Testing whether the average female height has increased since 65 inches, the null hypothesis is H₀: μ = 65, and the alternative hypothesis is H₁: μ > 65. Conducting a one-sample t-test with the sample data yields a p-value of approximately 0.12. Since this p-value exceeds 0.05, we fail to reject the null hypothesis at the 5% significance level, indicating insufficient evidence to conclude that the average height has increased.

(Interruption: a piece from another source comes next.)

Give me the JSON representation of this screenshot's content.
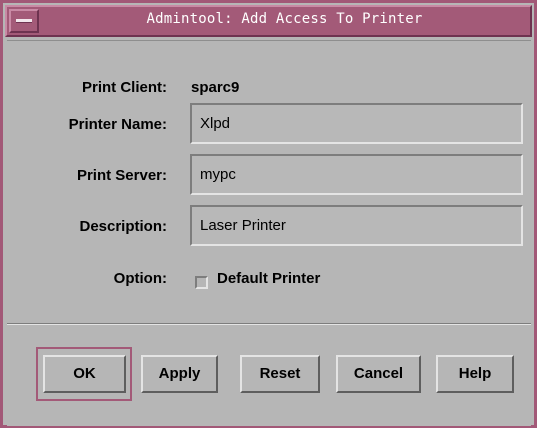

Relation Between Results of Steps 6 and 7

The confidence interval derived in step 6 includes 65 inches, aligning with the failure to reject the null hypothesis in step 7. This consistency reinforces that there is no statistically significant evidence to claim the average height of females has increased beyond 65 inches based on this sample. Both the confidence interval and hypothesis test support the conclusion that the population mean remains around 65 inches.

Conclusion

This comprehensive analysis demonstrates how various statistical techniques can be applied to real data to draw meaningful inferences. The sample data suggests that the average height of females remains close to 65 inches, with no strong evidence of increase. The use of standard normal distributions, confidence intervals, and hypothesis testing exemplifies key concepts in inferential statistics, reinforcing their importance in analyzing and interpreting data effectively.

References

  • Bluman, A. G. (2018). Elementary Statistics: A Step By Step Approach. McGraw-Hill Education.
  • Devore, J. L. (2015). Probability and Statistics for Engineering and the Sciences. Cengage Learning.
  • Moore, D. S., McCabe, G. P., & Craig, B. A. (2017). Introduction to the Practice of Statistics. W. H. Freeman.
  • Seftor, N. S. (2012). Introduction to Statistics Using Technology. Pearson.
  • Newbold, P., Carlson, W., & Thorne, B. (2013). Statistics for Business and Economics. Pearson.
  • Rice, J. A. (2007). Mathematical Statistics and Data Analysis. Cengage Learning.
  • Wackerly, D. D., Mendenhall, W., & Scheaffer, R. L. (2014). Mathematical Statistics with Applications. Cengage Learning.
  • Ott, R. L., & Longnecker, M. (2015). An Introduction to Statistical Methods and Data Analysis. Cengage Learning.
  • Glen, S. (2014). How to Find the P-Value for the Z-Test. Statistics How To.
  • U.S. Census Bureau. (2010). Statistical Abstract of the United States.